Unterricht bei den Gründern von WhatsApp, Twitch, Slack oder Quora gefällig? Ab Ende August lädt der bekannte US-Accelerator Y Combinator wieder zur „Startup School“, einem zehnwöchigen Kurs, der auch im Internet gestreamt wird. Dort lernen Gründer unter anderem wie man von der Idee zum Produkt gelangt, wie man Nutzer aufbaut, Teams managt und „die Zukunft erfindet“. Das alleine wäre vielleicht noch nichts Besonderes, der Kurs ist allerdings kostenlos und es gibt dank Stream tausende Plätze.

Heuer legt Y Combinator noch eins drauf: die hundert besten Teilnehmer bekommen 10.000 Dollar geschenkt, um ihre Idee weiterzuentwickeln und sie bekommen ein Interview mit einem YC-Partner, das ein Ticket in den begehrten Accelerator selbst sein könnte. Der Deal ist mit keinen Bedingungen verbunden – YC nimmt dafür nicht wie im Accelerator Anteile und man muss auch keine US-Inc. gründen.

2.800 von 13.000 Bewerbern

Der Kurs besteht aus zwei Bereichen und nur einer davon ist „öffentlich“ zugänglich. In Mountain View halten Partner von YC, also bekannte Startup-Gründer aus den USA, Vorträge, die gestreamt werden. Das genaue Programm soll demnächst bekannt gegeben werden. Diese Inhalte kann sich jeder Interessierte ansehen – genauso wie die Materialien vergangener Jahre. Wer den Kurs tatsächlich absolvieren will und dann ein Zertifikat in Händen halten möchte, muss sich bewerben, was noch bis 13. August möglich ist. Vergangenes Jahr gab es 13.000 Bewerber und 2.800 davon haben ein Kursticket bekommen.
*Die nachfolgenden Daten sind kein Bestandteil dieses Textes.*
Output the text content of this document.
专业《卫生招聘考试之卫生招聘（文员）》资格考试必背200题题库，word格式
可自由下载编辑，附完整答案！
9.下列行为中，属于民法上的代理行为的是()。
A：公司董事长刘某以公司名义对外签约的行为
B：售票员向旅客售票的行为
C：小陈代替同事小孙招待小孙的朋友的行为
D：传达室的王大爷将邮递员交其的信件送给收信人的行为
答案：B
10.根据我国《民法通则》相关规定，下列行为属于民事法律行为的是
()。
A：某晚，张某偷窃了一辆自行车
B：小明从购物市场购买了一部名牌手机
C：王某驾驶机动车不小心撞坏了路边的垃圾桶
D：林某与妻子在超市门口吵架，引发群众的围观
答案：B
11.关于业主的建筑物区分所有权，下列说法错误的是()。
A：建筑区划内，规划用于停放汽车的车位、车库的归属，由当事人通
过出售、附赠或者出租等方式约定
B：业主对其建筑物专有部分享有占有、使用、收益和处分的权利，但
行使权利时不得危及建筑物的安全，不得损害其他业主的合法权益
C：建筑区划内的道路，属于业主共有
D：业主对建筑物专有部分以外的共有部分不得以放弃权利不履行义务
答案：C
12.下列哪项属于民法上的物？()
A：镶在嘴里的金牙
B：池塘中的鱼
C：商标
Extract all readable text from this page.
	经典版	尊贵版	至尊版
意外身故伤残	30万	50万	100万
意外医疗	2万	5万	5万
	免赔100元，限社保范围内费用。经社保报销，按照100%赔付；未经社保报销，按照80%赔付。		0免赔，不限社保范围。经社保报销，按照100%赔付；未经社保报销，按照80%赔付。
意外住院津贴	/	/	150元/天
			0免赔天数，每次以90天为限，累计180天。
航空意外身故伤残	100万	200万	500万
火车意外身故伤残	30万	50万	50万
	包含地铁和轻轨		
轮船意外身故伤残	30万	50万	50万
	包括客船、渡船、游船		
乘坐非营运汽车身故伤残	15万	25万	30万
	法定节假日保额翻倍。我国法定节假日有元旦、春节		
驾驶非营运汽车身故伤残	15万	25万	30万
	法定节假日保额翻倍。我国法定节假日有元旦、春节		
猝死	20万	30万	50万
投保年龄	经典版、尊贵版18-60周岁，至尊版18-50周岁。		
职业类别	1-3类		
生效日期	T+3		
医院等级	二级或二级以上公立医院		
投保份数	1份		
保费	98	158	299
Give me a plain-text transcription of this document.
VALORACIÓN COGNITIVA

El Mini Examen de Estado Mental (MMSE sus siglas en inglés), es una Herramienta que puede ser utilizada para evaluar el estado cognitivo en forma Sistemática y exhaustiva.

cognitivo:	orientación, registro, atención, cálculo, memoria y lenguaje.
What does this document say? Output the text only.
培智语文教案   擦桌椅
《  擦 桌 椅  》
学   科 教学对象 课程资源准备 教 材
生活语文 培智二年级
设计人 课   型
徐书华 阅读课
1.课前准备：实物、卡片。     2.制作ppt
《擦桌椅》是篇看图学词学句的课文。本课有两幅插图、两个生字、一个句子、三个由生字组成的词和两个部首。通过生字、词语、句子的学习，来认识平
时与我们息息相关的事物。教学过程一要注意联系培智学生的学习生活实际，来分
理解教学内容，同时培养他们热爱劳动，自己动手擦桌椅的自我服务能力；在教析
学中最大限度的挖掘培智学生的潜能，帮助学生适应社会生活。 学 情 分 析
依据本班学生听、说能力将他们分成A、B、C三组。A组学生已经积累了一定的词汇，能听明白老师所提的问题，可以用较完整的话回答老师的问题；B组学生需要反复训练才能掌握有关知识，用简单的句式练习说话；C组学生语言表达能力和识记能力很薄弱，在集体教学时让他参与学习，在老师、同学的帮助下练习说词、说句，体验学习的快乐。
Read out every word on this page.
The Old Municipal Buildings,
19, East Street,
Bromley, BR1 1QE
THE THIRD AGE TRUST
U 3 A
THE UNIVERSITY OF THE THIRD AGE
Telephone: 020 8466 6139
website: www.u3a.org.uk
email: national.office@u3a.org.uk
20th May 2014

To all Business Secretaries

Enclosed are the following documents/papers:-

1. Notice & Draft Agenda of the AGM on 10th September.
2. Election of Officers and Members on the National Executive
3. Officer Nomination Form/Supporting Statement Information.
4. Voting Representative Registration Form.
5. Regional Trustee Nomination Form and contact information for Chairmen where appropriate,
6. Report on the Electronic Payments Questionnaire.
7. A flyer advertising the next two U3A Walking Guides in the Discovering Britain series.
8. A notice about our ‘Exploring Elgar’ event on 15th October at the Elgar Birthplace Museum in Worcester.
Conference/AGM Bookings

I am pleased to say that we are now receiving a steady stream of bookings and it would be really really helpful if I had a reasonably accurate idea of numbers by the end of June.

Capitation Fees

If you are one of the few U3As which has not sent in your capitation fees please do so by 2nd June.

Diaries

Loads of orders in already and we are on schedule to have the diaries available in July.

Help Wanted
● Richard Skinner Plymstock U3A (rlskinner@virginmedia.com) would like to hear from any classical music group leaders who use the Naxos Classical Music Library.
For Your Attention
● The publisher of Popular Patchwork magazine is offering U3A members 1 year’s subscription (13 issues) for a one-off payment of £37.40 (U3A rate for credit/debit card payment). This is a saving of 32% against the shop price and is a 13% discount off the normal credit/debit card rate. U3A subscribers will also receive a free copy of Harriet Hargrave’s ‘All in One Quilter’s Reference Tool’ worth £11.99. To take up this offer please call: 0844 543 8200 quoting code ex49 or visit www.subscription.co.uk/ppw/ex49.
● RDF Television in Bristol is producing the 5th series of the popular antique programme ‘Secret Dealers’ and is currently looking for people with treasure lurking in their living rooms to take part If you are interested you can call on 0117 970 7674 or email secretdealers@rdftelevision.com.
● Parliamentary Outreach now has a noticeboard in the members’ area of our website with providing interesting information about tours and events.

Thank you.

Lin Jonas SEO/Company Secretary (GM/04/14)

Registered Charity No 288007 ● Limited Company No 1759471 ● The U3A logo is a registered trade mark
Um teilzunehmen muss man zumindest ein konkretes Projekt vor Augen haben, das man als Startup umsetzen will.

Mit den Gustav-Gründern durch die YC-School

Die tausenden Kursteilnehmer werden online von Advisors betreut, die Fragen stellen und beantworten. Sie sind Alumni des normalen YC-Accelerators und entscheiden mit, wer 10.000 Euro und ein Interview bei YC bekommt. „Ich werde etwa 30 Startups betreuen, ihnen Tipps geben und sie mit ihrem Projekt durch den Kurs begleiten“, sagt Jan Jedlinski, der gemeinsam mit Michael Ströck und Benjamin Bartakovics das Wiener Startup Gustav gegründet hat und es vergangenes Jahr in den YC-Accelerator geschafft hatte (Trending Topics berichtete). Alle drei Founder werden die Startup School als Advisors begleiten. Jedlinski würde sich wünschen, dort einige Startups aus Österreich wiederzusehen – mit Taskrookie und Midnightdeal sind es zumindest schon einmal zwei. Wer Interesse hat, solle sich bei den Gustav-Gründern melden, meint Jedlinski, denn eine Empfehlung von ihnen könne hilfreich sein.